Sociologist Jane Kilby provides an insightful critique of Culbertson’s essay. Kilby is troubled by Culbertson’s inclination to romanticize rape, portraying it as a transcendent experience of rebirth. Whilst for Culbertson “survivors are unwilling, uninitiated, unprepared, unschooled mystics” (1995, p. 178), for Kilby there is nothing to suggest that rape is a “gift holding the promise of self‐knowledge and enlightenment” (2008, p. 106). The trauma of violation does not tell much to the initiated, who experiences the outside as brutally invading the inside without the mediation of consciousness. Rape breaks the ego into fragments, collapsing its ability to understand and integrate an experience that has escaped its own boundaries and as such cannot be reclaimed as one’s own (Caruth, 1995). In a recent essay, Monica Luci captures the devastating impact of this boundary dissolution, describing it as a “profound rupture in the ‘psychic skin’” (2024, p. 775). “When the psychic skin no longer offers protection”, Luci explains, the “psychic body” inevitably “fragments” (p. 775). 17
This inability to register one’s own trauma is what Dori Laub (2013) calls the “collapse of witnessing,” a condition in which the insider is so contaminated by the power of the event as to be unable to witness it. It is this lack of assimilation that condemns the individual to the endless repetition characteristic of PTSD. PTSD, however, is not the way in which Persephone’s journey is generally understood. Scholars have interpreted the abduction, rape and killing of young Kore as a coming‐of‐age story, the passage from maidenhood to womanhood culminating in rebirth.

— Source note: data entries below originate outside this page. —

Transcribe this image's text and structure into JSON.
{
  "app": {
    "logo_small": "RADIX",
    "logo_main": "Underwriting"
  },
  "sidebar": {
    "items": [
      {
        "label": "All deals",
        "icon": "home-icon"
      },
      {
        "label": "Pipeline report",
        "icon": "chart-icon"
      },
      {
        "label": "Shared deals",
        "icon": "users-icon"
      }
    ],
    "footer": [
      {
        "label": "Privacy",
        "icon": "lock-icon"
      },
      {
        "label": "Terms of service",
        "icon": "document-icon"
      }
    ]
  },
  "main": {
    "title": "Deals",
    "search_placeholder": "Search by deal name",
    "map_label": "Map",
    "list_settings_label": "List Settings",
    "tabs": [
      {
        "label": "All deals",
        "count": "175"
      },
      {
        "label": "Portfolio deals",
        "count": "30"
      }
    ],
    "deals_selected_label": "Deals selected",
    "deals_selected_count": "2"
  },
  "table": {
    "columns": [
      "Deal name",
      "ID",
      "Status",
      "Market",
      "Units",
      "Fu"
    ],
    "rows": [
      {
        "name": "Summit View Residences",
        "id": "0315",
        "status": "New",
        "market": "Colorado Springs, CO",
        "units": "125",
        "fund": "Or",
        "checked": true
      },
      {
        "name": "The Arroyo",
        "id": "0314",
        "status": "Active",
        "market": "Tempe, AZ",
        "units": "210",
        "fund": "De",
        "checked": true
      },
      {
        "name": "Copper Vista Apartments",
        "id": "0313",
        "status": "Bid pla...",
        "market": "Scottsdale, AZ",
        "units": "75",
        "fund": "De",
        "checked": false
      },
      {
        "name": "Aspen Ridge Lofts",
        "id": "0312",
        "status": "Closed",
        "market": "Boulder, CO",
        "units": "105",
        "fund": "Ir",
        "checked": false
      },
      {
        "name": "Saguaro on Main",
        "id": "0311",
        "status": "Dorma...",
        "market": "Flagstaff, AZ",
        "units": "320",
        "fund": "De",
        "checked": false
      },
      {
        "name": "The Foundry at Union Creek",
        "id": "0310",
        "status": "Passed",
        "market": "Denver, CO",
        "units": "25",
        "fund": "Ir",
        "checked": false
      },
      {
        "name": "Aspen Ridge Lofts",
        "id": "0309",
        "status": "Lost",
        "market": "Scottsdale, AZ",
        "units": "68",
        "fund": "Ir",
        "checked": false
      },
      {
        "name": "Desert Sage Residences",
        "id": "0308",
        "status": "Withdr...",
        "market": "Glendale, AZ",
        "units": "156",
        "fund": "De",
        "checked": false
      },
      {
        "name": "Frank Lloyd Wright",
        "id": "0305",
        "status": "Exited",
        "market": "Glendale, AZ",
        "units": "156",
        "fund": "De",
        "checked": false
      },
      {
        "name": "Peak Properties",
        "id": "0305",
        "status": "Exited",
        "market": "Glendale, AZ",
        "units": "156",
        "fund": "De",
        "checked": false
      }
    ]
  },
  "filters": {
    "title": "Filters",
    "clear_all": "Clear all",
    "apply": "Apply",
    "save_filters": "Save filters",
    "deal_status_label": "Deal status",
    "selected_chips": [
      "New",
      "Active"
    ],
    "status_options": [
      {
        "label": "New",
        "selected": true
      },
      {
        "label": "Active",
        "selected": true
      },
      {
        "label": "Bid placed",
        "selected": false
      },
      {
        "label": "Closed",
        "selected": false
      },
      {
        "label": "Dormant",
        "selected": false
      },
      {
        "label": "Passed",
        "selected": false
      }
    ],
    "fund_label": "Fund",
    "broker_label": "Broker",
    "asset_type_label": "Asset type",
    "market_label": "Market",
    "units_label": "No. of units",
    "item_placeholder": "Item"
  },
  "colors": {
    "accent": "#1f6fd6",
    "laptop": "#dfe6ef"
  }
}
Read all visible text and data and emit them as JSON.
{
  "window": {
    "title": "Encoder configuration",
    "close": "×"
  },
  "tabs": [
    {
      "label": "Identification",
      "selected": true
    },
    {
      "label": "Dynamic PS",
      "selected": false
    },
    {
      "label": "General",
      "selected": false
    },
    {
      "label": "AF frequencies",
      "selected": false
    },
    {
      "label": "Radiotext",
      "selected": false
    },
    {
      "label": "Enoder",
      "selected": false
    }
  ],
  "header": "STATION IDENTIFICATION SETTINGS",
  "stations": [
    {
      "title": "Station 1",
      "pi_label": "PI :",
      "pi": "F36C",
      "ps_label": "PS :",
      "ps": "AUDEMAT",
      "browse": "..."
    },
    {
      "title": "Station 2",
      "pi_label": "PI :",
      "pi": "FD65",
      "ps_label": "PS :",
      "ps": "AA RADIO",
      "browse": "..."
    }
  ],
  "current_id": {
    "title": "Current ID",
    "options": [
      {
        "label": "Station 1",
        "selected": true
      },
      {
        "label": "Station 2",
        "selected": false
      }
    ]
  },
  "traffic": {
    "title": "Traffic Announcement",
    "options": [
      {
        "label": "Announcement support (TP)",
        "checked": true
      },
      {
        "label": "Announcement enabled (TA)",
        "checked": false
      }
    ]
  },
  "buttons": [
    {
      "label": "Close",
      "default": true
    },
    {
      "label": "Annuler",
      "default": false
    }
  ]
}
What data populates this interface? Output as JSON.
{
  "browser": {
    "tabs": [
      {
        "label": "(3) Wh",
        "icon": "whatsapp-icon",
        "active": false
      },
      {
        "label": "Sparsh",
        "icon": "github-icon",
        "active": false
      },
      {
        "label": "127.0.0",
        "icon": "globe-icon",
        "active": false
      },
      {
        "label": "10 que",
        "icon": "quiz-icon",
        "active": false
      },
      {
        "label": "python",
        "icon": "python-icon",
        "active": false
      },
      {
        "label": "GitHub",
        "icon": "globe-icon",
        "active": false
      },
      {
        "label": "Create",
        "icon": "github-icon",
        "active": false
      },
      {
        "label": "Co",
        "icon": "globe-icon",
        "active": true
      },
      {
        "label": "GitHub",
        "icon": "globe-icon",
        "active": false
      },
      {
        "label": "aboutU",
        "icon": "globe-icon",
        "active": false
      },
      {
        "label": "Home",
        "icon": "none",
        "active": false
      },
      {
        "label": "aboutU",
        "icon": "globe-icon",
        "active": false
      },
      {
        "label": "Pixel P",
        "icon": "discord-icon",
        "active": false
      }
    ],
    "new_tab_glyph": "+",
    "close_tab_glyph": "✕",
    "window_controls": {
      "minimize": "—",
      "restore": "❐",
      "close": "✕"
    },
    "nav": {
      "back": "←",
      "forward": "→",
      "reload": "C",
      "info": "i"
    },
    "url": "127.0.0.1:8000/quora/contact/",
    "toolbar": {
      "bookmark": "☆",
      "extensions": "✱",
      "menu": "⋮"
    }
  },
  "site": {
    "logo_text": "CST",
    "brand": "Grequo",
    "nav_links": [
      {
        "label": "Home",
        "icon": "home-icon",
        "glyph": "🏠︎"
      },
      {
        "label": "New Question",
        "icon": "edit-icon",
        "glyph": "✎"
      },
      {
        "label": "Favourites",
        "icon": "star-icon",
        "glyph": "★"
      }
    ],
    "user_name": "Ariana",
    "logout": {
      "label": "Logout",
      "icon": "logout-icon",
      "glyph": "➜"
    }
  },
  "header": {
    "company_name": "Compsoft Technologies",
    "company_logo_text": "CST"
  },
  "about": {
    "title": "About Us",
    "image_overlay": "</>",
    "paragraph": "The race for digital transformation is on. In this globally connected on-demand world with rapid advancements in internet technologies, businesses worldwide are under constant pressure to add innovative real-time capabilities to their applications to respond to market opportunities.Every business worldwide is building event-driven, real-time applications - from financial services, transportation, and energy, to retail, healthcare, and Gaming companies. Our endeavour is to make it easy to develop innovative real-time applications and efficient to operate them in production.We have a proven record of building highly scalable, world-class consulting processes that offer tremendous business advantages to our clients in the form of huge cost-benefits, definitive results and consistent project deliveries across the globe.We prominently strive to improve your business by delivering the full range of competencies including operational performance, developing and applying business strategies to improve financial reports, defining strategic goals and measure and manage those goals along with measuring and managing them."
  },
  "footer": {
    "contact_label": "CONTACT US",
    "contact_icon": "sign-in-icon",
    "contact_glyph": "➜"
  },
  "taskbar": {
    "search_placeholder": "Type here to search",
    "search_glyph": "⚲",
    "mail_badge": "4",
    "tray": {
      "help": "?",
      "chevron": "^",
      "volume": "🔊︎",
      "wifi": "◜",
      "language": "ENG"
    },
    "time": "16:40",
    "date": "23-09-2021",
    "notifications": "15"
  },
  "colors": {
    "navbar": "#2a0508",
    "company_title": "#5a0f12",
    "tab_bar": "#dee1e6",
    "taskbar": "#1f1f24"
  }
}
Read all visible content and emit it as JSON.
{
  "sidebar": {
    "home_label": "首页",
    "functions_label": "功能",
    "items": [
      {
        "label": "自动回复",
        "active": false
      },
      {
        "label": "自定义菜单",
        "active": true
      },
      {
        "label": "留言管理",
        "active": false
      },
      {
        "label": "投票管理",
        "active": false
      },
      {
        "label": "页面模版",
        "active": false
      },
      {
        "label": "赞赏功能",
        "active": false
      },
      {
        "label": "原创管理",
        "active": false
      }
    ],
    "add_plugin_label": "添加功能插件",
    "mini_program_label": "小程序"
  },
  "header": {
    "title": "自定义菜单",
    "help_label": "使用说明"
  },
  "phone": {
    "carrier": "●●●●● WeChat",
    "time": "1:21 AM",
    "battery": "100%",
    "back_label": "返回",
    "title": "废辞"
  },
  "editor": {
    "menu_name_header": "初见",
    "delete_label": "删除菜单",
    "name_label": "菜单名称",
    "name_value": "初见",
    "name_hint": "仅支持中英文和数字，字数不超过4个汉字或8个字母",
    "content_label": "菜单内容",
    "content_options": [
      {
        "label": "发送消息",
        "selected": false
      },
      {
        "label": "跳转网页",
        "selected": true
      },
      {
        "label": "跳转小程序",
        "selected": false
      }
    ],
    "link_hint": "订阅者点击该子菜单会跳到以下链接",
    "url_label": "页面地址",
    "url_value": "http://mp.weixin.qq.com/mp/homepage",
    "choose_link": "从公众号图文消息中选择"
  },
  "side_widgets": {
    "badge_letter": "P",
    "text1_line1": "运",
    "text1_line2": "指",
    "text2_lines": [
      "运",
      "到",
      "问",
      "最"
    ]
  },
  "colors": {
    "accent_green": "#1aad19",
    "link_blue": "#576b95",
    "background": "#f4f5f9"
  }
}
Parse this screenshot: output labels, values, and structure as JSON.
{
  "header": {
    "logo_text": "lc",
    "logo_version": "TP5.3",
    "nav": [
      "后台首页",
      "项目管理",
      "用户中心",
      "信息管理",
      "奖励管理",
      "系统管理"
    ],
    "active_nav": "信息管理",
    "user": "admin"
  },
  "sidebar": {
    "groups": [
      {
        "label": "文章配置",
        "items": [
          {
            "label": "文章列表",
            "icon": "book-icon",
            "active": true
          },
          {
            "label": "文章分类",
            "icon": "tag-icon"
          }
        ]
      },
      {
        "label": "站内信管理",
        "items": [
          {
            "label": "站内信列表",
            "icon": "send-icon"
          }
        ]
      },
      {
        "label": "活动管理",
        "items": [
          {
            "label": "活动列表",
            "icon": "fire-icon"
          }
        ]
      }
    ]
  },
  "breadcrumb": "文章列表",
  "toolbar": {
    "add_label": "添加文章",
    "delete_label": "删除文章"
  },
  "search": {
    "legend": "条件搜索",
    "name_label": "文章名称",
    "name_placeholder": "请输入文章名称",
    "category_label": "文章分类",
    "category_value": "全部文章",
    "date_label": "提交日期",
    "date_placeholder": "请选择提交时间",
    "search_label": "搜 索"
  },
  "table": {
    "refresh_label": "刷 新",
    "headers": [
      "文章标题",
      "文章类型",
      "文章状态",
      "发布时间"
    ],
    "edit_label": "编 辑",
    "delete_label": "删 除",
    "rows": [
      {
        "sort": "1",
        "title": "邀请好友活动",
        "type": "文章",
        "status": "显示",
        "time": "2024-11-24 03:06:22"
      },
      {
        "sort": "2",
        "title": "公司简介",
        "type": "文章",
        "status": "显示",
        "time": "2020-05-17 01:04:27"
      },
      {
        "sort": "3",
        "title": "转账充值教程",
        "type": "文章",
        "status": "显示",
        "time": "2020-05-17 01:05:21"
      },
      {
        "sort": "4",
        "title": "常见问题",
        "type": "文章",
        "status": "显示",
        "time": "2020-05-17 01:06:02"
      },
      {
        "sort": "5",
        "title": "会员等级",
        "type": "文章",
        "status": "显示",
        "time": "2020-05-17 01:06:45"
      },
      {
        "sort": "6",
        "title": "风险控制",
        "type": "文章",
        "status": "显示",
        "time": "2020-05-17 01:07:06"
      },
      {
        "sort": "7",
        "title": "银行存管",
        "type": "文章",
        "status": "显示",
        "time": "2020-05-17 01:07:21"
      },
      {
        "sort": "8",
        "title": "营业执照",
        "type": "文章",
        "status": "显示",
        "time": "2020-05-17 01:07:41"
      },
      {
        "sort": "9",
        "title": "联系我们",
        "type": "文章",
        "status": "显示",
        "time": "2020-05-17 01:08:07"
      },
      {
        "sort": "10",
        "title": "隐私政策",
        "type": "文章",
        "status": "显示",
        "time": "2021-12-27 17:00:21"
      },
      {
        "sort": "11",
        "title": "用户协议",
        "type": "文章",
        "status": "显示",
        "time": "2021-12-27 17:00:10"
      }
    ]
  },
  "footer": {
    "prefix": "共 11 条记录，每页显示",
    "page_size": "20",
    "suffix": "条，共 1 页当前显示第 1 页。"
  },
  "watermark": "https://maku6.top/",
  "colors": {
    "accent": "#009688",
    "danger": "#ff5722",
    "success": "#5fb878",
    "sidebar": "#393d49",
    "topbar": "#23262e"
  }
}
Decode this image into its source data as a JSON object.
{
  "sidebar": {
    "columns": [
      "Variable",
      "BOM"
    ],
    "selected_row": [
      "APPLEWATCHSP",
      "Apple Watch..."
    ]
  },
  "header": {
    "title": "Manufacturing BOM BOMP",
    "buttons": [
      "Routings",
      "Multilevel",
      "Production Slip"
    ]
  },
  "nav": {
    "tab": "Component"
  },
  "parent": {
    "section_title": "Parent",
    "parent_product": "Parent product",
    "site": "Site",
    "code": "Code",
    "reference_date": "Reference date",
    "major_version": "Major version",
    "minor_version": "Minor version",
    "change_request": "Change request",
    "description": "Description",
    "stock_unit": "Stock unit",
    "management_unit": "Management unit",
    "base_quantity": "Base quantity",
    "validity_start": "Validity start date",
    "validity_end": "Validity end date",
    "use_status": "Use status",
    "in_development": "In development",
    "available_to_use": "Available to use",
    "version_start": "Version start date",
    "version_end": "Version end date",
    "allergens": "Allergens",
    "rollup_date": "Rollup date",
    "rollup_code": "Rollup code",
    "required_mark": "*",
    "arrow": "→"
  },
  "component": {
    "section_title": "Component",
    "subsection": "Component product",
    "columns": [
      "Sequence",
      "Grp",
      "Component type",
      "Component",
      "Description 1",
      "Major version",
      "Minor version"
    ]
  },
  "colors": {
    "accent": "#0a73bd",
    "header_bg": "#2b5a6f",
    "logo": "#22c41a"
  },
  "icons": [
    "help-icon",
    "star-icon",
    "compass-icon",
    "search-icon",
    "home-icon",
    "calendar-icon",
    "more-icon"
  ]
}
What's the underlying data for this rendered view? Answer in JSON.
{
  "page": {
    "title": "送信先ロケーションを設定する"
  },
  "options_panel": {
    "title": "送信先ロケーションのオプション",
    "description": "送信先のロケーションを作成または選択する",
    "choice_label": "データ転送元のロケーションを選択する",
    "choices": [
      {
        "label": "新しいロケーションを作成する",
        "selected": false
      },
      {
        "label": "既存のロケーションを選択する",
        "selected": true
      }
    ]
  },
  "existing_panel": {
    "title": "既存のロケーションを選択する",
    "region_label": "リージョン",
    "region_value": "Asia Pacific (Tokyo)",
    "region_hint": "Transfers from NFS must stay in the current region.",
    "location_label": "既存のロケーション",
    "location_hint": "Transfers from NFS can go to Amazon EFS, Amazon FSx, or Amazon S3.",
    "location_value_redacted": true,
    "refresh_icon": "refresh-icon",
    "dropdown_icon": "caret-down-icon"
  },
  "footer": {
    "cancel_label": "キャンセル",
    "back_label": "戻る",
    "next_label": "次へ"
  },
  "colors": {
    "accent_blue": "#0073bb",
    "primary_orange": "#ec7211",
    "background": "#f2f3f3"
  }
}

Born‐again Persephone? No.
Indeed, Professor of Classics Helene Foley explains that: Persephone’s experience of abduction, symbolic death, and rebirth into the upper world could be associated with the transition or initiation of women into marriage. The myth’s enforced separation of mother and daughter followed by reunion was celebrated in ancient cults special to women and seems to reflect, on the psychological level, the pattern of maturation common to mothers and daughters cross‐culturally. (2013, p. 96) Persephone’s myth, her abduction and rape are thus thought to signify an initiation into the realm of womanhood through marriage. Persephone “will never be Kore, the maiden, again. She has matured, become sexualized, died, and been reborn” (Lincoln, 2013, p. 172). Yet, the myth also registers the fierce reaction of the two goddesses against the forceful breaking of the matrilinear connection, 18 a breach so violently rejected by Demeter as to drive her into direct conflict with the patriarchy. Indeed, “Demeter directly challenges the patriarchal reign of Zeus and comes within a hair of entire success” (Foley, 2013, p. 80). Unfolding in the divine realm, this antagonism, writes Carl Kerényi, sees Persephone’s connections with mother and husband “carried to the extremes and balanced against one another. One of the forms (daughter with mother) appears as life; the other (young girl with husband) as death” (1951, p. 127).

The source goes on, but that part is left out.